A study found that part-time PCPs spend more time on the EHR per eight hours of scheduled work time than full-time physicians.

Part-time primary care physicians (PCPs) spent more time in the EHR per clinic hour than their full-time peers, including more time outside scheduled appointments, according to a cross-sectional study published in JAMA Network Open.

Researchers collected demographic, message, and EHR usage data for University of Wisconsin–Madison (UW) Health PCPs with consistent ambulatory full-time equivalencies (aFTEs) across 11 months (May 2021-March 2022). Each EHR measure was normalized per week and per eight hours of time scheduled with patients.

The study found that panel size, visit volume, or message volume differences did not explain part-time physicians’ additional time spent in the EHR per eight hours of scheduled work time.

However, studies have suggested physicians with lower aFTE may have lower rates of burnout, so more EHR time per eight scheduled hours among lower aFTE physicians may not translate into higher rates of clinician burnout, the authors said. 

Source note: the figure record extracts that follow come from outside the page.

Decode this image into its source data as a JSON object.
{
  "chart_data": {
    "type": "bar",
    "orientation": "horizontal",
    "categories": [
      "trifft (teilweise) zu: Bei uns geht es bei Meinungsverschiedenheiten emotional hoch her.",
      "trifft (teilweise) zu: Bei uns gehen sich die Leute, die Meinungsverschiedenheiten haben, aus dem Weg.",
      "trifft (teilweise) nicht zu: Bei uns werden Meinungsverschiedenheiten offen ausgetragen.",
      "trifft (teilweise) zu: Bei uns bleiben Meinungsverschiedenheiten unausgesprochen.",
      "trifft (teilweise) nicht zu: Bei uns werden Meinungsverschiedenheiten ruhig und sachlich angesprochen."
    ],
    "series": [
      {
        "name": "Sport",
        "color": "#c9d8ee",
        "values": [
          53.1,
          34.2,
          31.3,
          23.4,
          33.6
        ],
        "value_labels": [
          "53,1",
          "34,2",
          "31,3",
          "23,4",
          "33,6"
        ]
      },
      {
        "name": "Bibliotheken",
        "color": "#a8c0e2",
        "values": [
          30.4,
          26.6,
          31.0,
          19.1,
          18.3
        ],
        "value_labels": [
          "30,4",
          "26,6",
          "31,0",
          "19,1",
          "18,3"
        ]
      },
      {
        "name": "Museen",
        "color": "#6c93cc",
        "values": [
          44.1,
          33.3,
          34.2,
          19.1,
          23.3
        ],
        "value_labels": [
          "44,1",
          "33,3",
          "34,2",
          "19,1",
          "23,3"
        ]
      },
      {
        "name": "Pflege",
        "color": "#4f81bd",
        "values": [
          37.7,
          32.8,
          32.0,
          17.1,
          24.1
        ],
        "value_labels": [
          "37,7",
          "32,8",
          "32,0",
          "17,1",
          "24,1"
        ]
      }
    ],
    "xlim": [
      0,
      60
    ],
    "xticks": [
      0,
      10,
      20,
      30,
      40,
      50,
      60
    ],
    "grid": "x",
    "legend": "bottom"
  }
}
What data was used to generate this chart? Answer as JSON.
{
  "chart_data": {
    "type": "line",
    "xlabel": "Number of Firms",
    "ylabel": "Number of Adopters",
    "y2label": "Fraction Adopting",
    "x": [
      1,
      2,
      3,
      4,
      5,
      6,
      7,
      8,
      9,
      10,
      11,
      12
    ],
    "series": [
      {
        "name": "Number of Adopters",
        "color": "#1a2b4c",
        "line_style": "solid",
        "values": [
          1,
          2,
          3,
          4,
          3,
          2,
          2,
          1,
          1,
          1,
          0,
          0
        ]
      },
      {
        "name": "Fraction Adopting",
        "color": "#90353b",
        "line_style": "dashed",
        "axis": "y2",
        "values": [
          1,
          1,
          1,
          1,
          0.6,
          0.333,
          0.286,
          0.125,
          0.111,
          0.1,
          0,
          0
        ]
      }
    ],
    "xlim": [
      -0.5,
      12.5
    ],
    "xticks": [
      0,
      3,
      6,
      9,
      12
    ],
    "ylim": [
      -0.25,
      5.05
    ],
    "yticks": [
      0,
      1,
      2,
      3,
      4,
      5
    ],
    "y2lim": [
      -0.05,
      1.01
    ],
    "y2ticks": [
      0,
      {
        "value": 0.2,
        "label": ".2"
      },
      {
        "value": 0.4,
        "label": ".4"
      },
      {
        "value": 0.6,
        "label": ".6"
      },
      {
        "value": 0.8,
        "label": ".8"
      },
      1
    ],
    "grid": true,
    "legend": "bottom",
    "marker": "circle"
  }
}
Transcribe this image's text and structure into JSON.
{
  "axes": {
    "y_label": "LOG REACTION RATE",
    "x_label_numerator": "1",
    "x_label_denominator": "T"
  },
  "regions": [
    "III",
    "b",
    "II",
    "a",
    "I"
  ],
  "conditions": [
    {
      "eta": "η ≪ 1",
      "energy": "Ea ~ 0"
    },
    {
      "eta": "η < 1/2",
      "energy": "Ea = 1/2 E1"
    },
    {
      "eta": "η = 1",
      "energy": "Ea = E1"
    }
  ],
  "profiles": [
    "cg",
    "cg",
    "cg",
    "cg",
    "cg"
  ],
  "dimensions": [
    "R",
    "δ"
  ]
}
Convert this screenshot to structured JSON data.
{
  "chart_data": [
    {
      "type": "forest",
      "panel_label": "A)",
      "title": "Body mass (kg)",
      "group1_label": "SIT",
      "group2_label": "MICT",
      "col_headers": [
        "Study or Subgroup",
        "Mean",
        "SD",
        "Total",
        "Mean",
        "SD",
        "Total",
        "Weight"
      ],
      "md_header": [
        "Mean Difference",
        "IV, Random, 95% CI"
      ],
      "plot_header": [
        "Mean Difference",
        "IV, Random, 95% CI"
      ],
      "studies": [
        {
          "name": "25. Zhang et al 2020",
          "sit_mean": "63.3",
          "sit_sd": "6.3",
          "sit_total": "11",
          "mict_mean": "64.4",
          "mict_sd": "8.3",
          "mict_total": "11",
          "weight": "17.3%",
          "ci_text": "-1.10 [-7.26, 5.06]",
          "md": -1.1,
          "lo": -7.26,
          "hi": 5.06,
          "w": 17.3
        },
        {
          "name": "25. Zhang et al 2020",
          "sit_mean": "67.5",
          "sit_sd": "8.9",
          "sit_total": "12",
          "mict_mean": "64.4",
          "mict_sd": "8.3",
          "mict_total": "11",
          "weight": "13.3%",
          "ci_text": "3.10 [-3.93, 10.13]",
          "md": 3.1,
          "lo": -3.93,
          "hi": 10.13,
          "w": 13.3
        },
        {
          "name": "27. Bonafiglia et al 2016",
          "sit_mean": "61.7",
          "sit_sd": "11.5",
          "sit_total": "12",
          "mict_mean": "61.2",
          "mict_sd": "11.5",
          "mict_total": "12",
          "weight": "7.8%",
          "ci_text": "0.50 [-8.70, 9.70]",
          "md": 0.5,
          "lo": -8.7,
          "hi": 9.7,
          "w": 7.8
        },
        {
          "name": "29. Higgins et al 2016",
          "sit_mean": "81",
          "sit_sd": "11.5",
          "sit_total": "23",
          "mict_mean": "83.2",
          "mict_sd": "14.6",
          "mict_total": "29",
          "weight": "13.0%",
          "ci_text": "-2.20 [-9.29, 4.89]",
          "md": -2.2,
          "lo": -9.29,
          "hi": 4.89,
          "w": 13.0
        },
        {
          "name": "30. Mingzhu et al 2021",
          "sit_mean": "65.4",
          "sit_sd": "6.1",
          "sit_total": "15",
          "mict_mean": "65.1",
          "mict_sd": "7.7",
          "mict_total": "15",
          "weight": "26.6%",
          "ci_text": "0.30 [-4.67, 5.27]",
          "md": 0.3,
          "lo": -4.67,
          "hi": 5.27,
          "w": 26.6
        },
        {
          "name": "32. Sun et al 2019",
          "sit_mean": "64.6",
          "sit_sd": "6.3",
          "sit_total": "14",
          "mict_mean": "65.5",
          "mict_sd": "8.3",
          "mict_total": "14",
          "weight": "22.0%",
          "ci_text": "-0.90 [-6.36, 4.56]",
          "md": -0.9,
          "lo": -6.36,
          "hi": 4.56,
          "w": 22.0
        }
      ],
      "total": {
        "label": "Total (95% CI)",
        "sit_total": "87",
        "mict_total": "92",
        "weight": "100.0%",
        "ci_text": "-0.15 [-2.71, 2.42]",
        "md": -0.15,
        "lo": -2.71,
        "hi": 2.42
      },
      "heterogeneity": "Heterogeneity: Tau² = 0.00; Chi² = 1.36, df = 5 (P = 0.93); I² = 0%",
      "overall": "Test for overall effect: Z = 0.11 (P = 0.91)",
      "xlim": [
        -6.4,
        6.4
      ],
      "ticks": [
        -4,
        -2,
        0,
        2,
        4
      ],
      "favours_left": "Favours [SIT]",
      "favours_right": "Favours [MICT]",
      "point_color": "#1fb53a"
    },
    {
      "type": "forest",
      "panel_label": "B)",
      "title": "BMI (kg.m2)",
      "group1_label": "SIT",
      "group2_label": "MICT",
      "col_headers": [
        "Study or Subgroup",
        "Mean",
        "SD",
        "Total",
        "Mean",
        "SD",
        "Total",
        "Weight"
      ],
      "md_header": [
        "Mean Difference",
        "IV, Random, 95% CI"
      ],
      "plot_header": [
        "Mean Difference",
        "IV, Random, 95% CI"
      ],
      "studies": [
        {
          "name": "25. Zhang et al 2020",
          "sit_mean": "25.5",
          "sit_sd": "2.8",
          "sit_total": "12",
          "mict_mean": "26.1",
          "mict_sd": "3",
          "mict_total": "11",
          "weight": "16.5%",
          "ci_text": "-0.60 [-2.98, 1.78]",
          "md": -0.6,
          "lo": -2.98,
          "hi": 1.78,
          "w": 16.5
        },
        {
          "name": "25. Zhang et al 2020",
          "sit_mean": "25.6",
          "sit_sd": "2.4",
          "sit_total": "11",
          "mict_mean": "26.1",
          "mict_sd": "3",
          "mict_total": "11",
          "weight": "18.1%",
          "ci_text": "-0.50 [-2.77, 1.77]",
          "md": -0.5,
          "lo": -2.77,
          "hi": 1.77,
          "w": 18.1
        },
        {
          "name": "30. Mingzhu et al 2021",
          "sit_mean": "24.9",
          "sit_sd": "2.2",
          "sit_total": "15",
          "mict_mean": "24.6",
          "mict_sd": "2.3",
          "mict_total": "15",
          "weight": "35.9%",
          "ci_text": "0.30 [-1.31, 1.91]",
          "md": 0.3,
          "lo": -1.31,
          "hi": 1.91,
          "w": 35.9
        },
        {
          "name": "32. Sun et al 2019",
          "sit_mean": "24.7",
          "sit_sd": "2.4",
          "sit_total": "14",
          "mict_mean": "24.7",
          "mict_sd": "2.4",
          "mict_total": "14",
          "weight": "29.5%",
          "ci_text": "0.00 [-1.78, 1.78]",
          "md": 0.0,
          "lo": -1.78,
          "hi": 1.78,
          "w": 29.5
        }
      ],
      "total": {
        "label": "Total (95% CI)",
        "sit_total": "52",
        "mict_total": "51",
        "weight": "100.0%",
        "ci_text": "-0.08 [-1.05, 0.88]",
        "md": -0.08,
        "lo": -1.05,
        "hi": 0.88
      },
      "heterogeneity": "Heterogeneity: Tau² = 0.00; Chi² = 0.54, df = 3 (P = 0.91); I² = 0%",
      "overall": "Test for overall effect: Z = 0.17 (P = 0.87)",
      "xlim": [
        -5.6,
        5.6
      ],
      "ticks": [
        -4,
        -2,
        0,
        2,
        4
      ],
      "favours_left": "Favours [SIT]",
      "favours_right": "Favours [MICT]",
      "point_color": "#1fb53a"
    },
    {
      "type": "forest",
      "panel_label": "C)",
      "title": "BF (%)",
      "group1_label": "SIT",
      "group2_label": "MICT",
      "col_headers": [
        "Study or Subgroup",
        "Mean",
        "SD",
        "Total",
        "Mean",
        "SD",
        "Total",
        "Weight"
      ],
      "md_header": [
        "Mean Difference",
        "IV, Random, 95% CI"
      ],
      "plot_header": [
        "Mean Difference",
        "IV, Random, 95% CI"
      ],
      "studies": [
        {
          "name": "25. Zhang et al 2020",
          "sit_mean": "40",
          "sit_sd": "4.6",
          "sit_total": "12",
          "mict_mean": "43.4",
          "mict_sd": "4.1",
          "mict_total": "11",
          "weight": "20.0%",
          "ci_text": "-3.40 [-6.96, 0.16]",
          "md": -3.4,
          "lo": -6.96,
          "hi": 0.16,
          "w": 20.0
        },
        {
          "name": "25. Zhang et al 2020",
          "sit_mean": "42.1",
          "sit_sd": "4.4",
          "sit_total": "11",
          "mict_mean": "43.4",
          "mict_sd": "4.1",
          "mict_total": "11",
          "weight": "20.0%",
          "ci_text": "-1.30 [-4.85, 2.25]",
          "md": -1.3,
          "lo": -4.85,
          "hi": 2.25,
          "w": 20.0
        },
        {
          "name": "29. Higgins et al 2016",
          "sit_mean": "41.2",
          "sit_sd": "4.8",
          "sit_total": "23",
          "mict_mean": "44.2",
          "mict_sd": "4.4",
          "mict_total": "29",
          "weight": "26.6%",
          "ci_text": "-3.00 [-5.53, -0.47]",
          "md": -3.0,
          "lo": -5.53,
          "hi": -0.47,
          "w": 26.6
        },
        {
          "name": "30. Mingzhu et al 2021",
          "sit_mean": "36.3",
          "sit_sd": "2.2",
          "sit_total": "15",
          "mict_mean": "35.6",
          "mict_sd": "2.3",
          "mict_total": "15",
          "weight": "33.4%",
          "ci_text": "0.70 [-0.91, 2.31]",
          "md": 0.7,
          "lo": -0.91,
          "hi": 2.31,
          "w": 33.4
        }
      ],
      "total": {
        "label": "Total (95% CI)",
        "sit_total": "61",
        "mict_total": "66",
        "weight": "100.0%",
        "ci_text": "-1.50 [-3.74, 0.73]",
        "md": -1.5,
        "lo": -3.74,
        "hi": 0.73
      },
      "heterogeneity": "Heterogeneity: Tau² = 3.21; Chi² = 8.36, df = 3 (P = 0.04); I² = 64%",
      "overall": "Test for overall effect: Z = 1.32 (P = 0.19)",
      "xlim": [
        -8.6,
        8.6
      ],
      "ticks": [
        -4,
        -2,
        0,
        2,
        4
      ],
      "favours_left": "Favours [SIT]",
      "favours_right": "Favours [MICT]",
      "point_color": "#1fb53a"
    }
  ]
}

While EHR order time was proportional to scheduled clinic hours, inbox time was not. The study authors suggested that since physicians with lower aFTE have more time outside the clinic, they may disproportionately fill it with inbox work.

“Although it sacrifices nonclinical time, more EHR work outside scheduled hours for lower aFTE physicians may allow them to feel caught up or allocate more time for panel management work not afforded to physicians with higher aFTE,” the researchers wrote.

The authors pointed out that their study has limitations, as it was a single-center study with a small sample size (118 physicians). Additionally, the research included administrative EHR use unrelated to patient care that lower aFTE physicians may preferentially do.

“Given the increasing EHR workload and shortage of PCPs in the US, future efforts should find ways to right-size workload for all aFTEs while allowing sufficient time for the inbox, proactive panel management, and quality improvement without affecting personal or nonclinical work time,” the study authors concluded.